More than a dozen EU member states have agreed a deal to send at least 1 million artillery shells to Ukraine over the coming year to bolster its defences against Russia’s invasion.
Ukraine has identified the supply of 155mm shells as a critical need as it engages in a fierce war of attrition with Moscow’s forces.
Both sides are firing thousands of artillery rounds every day, and both Ukrainian and Western leaders have warned in recent weeks that Kyiv is burning through shells more quickly than its allies can replenish them. The Ukrainian foreign minister, Dmytro Kuleba, hailed the decision as “game-changing”.
“We have reached a political consensus to send to Ukraine 1 million rounds of 155mm calibre ammunition,” Estonian defence minister Hanno Pevkur told reporters on the sidelines of a meeting of EU foreign and defence ministers in Brussels.
“There are many, many details still to [be] solved, but for me, it is most important that we conclude these negotiations, and it shows me one thing: if there is a will, there is a way,” said Mr Pevkur, whose country had championed the move.
“Exactly what is needed,” Mr Kuleba wrote on Twitter. “Urgent delivery and sustainable joint procurement.”
The plan approved by ministers was based on a proposal by the EU’s foreign policy chief, Josep Borrell, to spend €1bn on shells from stockpiles to get more supplies to Kyiv as soon as possible, and €1bn more on joint procurement.
The deal will likely mean each country will have to share details of their ammunition stockpiles – something normally kept secret. Mr Borrell called the approval of the plan “historic”.
As part of the initiative, a group of 17 EU members plus Norway signed a document known as a project arrangement, setting out the terms of a joint endeavour to swiftly buy 155mm ammunition as well as a longer-term programme to buy other ammunition. Such procurement has largely been in the hands of individual member governments until now.
The new joint effort will be led by the EU’s European Defence Agency, which said the common approach was “the best option to achieve cost reduction from economies of scale”.
German defence minister Boris Pistorius, whose country is taking part in the joint procurement initiative, described it as “new territory” for the EU. He said Germany would also open its national framework contracts with the defence industry to other partners, as speed was of the essence.

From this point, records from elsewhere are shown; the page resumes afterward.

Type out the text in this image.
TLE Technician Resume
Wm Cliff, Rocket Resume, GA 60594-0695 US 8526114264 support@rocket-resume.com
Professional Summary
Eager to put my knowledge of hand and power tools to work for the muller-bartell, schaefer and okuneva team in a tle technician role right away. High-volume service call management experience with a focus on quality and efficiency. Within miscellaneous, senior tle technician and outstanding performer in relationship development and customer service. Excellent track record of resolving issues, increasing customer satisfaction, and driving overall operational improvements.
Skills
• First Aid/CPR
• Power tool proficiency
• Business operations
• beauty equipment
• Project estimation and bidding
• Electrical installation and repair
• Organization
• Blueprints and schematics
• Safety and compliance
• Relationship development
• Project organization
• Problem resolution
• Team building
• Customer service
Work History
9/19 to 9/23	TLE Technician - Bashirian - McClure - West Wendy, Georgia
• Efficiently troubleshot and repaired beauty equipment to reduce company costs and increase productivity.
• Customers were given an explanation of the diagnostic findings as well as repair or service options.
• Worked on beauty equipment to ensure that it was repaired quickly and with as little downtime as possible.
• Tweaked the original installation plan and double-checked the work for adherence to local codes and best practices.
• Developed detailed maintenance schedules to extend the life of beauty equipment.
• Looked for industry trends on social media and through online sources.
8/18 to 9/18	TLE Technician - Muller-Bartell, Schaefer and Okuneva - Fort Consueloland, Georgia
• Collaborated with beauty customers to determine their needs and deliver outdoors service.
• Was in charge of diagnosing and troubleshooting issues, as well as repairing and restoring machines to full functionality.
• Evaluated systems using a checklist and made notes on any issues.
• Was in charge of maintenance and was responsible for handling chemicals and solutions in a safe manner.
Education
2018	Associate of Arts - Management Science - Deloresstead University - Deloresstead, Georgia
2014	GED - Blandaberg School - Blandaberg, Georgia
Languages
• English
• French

“Our goal has to be to ship a significant amount of munitions to Ukraine before the end of this year,” he said.
Separately, the US has announced it will send another $350m (£285m) worth of weapons and equipment, as fierce battles continue for control of the eastern city of Bakhmut.
The latest package of aid includes a large amount of various types of ammunition, such as rockets for high-mobility artillery rocket systems (HIMARS), and an undisclosed number of fuel tanker trucks and riverine boats.
The US secretary of state, Antony Blinken, said the package also provides more ammunition for howitzers, Bradley infantry fighting vehicles, high-speed anti-radiation (HARM) missiles, and anti-tank weapons.
“Russia alone could end its war today. Until Russia does we will stand united with Ukraine for as long as it takes,” Mr Blinken said in a statement.
At an internal conference in London on Monday, £4m was raised to support the International Criminal Court (ICC) in its investigations into alleged war crimes in Ukraine. Justice ministers from more than 40 countries met for the conference, just days after the global court issued an arrest warrant for the Russian president, Vladimir Putin. The court accuses Mr Putin of being responsible for the unlawful deportation of children from Ukraine. Moscow has called the warrant “outrageous”.
The justice secretary, Dominic Raab, said as he opened the meeting: “We share the belief that President Putin and the wider leadership must be held to account … Let’s make sure that we back up our words with deeds, that we back up our moral support with practical means to effectively investigate these awful crimes.”
Karim Khan, the chief prosecutor of the ICC, said the warrant for Mr Putin was not a moment of triumph but a “sombre occasion”, reminding the world of the need for justice in Ukraine.
“If we don’t at this moment of world affairs cling to the law, if we don’t look at ourselves and ask how we can do better – we will not only miss an opportunity, but we may not have further opportunities,” Mr Khan said.